Han, R., Leuchs, G., & Bergou, J. A. (2020). Helstrom measurement: A nondestructive implementation. PHYSICAL REVIEW A, 101(3): 032103. doi:10.1103/PhysRevA.101.032103.


Cite as: https://hdl.handle.net/21.11116/0000-000F-902F-A
Abstract
We discuss an implementation of the minimum error state discrimination measurement, originally introduced by Helstrom [Quantum Detection and Estimation Theory (Academic Press, New York, 1976)]. In this implementation, instead of performing the optimal projective measurement directly on the system, it is first entangled to an ancillary system and the measurement is performed on the ancilla. We show that, by an appropriate choice of the entanglement transformation, the Helstrom bound can be attained. The advantage of this approach is twofold. First, it provides an implementation when the optimal projective measurement cannot be directly performed.
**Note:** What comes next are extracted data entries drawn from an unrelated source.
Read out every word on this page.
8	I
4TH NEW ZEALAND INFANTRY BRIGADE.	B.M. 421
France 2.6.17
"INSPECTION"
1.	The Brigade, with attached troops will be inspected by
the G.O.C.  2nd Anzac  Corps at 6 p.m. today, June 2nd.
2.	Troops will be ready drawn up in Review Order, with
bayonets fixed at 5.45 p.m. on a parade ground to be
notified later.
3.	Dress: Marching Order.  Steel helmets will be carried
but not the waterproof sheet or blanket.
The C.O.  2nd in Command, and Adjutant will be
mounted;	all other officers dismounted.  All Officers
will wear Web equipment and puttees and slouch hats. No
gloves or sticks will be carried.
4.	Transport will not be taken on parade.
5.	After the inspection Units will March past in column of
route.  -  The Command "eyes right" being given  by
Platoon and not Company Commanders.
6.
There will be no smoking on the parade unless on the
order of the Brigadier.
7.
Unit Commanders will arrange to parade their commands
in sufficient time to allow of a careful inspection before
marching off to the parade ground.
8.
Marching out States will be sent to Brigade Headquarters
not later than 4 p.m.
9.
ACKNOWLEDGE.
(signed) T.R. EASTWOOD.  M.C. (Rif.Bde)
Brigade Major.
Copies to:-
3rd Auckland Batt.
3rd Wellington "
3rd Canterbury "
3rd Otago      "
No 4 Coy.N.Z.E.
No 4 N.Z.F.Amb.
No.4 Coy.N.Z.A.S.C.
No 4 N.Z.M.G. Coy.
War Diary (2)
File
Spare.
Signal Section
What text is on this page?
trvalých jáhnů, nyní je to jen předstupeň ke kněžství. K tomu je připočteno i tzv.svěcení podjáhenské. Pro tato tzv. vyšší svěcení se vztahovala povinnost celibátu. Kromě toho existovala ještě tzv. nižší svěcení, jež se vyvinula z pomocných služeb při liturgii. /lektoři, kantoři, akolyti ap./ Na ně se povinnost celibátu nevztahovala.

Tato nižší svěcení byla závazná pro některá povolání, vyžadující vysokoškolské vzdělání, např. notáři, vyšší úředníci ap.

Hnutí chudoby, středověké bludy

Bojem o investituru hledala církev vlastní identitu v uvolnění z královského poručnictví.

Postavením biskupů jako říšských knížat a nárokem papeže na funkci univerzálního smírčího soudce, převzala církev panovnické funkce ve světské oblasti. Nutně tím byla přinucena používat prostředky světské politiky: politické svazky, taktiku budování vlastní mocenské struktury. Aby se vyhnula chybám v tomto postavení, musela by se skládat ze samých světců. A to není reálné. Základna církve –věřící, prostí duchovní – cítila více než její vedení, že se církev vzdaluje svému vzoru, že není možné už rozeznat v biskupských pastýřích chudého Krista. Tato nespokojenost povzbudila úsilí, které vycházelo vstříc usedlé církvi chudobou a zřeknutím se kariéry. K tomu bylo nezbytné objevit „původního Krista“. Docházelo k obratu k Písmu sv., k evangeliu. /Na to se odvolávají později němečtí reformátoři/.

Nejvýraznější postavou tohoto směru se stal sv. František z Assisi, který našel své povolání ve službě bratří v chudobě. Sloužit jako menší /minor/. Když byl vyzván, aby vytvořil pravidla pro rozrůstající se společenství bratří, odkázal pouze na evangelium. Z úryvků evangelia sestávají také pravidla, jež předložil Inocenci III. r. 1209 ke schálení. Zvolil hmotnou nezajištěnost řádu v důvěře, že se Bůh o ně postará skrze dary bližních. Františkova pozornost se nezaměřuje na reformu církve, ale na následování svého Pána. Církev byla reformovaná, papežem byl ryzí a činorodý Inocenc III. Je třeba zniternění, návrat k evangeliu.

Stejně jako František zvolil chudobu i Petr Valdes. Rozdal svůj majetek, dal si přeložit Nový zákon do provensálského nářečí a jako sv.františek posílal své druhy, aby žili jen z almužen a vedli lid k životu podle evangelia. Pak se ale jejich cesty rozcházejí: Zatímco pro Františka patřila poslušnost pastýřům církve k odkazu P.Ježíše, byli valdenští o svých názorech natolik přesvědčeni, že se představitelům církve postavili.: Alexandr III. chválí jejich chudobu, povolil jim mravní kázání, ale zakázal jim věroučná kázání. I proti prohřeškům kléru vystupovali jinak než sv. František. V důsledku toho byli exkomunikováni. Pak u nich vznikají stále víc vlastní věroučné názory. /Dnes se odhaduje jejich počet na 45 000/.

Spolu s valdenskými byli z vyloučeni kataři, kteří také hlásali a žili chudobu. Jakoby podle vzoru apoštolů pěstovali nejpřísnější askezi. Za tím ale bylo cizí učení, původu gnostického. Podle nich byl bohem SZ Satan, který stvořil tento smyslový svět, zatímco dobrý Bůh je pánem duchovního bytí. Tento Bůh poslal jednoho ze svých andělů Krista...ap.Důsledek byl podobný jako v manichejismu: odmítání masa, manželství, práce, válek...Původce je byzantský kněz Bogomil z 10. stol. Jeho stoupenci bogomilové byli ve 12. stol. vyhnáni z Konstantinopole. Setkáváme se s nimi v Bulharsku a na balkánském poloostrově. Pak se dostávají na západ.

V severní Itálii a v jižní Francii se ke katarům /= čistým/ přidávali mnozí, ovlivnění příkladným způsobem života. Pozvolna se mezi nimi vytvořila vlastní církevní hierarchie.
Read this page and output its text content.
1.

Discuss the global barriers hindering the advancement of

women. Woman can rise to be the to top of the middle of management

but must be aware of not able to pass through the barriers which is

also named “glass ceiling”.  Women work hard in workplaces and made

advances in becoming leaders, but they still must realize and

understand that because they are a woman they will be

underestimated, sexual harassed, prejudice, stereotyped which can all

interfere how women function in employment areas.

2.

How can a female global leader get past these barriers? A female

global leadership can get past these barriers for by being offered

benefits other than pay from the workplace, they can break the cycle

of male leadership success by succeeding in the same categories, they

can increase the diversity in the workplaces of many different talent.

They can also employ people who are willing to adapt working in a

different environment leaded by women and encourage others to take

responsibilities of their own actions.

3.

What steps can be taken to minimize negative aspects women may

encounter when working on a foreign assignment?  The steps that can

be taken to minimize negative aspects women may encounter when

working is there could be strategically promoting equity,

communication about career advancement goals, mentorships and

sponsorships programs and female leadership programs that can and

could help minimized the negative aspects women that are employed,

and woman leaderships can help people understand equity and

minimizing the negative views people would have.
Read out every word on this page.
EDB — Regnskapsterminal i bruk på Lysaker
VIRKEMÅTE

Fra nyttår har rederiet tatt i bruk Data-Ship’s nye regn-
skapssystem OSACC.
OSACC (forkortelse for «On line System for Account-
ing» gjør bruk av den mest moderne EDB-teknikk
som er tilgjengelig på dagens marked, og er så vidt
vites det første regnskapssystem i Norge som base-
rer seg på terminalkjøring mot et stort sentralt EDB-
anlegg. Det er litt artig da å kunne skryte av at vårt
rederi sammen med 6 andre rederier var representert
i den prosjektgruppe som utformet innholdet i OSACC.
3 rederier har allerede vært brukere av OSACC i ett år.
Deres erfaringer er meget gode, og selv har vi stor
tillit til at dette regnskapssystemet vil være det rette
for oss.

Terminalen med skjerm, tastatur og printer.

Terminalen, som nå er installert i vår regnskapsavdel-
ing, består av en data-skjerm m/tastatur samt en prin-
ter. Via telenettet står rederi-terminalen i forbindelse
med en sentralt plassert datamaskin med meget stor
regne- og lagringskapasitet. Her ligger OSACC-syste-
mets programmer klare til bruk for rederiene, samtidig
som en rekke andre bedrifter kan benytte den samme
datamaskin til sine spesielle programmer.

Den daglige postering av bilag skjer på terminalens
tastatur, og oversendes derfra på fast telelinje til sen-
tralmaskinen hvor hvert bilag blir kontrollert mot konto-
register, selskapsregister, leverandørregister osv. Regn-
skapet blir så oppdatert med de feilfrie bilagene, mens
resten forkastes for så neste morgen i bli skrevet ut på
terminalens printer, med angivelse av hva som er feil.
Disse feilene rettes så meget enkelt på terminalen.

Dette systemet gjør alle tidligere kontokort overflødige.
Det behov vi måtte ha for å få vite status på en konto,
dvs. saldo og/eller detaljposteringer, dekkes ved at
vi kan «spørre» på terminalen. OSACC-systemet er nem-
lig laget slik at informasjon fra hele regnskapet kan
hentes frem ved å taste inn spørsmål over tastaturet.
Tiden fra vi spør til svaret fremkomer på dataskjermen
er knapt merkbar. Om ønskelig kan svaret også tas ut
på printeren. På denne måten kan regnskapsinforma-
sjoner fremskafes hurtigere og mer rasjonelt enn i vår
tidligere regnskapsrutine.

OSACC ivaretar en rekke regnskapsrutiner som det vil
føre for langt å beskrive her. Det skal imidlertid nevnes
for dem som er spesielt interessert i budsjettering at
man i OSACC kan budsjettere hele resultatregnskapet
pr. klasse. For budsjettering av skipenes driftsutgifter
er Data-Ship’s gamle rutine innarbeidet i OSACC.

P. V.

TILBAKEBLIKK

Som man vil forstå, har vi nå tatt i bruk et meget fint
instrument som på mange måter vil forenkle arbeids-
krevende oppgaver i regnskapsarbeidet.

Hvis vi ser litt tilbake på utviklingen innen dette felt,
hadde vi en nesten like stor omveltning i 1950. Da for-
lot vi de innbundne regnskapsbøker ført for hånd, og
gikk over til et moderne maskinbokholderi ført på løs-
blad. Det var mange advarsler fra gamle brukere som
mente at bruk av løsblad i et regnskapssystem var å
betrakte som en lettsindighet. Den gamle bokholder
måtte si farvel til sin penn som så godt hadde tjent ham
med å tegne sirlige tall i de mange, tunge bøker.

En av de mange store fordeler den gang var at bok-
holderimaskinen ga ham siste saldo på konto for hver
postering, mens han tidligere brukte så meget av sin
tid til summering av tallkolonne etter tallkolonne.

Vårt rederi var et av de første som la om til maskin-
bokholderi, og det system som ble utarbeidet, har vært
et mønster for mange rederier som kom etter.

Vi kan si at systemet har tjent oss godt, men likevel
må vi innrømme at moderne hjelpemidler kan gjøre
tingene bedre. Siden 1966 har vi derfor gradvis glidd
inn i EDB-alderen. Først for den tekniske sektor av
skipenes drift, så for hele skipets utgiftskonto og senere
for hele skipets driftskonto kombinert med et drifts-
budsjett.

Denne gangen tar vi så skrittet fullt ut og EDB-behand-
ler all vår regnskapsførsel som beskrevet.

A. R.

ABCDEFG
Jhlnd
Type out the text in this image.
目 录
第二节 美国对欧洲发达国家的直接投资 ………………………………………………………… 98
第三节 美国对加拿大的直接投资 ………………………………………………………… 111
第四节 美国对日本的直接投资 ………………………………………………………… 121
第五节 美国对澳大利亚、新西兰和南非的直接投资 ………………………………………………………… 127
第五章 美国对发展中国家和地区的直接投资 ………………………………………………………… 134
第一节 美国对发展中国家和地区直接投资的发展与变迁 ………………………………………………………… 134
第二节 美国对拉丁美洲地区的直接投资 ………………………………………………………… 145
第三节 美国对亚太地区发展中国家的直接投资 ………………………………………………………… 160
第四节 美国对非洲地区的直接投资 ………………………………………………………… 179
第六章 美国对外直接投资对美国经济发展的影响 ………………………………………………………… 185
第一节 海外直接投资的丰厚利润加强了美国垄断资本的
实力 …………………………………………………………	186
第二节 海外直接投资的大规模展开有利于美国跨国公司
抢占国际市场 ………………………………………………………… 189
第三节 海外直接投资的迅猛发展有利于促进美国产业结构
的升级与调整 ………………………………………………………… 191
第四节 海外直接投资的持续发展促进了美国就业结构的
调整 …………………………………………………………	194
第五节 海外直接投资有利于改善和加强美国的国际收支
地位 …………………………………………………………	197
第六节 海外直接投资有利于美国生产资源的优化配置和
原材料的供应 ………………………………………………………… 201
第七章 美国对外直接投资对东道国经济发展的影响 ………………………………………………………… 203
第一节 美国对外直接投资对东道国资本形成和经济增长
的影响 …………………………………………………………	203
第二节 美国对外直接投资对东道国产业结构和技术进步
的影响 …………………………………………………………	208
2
For example, in the case of continuous variable states (binary and N phase-shifted coherent signals), the available detection methods, photon counting and homodyning, are insufficient to perform the required cat-state projection. In the case of symmetric states, the square-root measurement is optimal, but it is not easy to perform directly for more than two states. Our approach provides a feasible alternative in both cases. Second, the measurement is nondestructive from the point of view of the original system and one has a certain amount of freedom in designing the post-measurement state, which can then be processed further.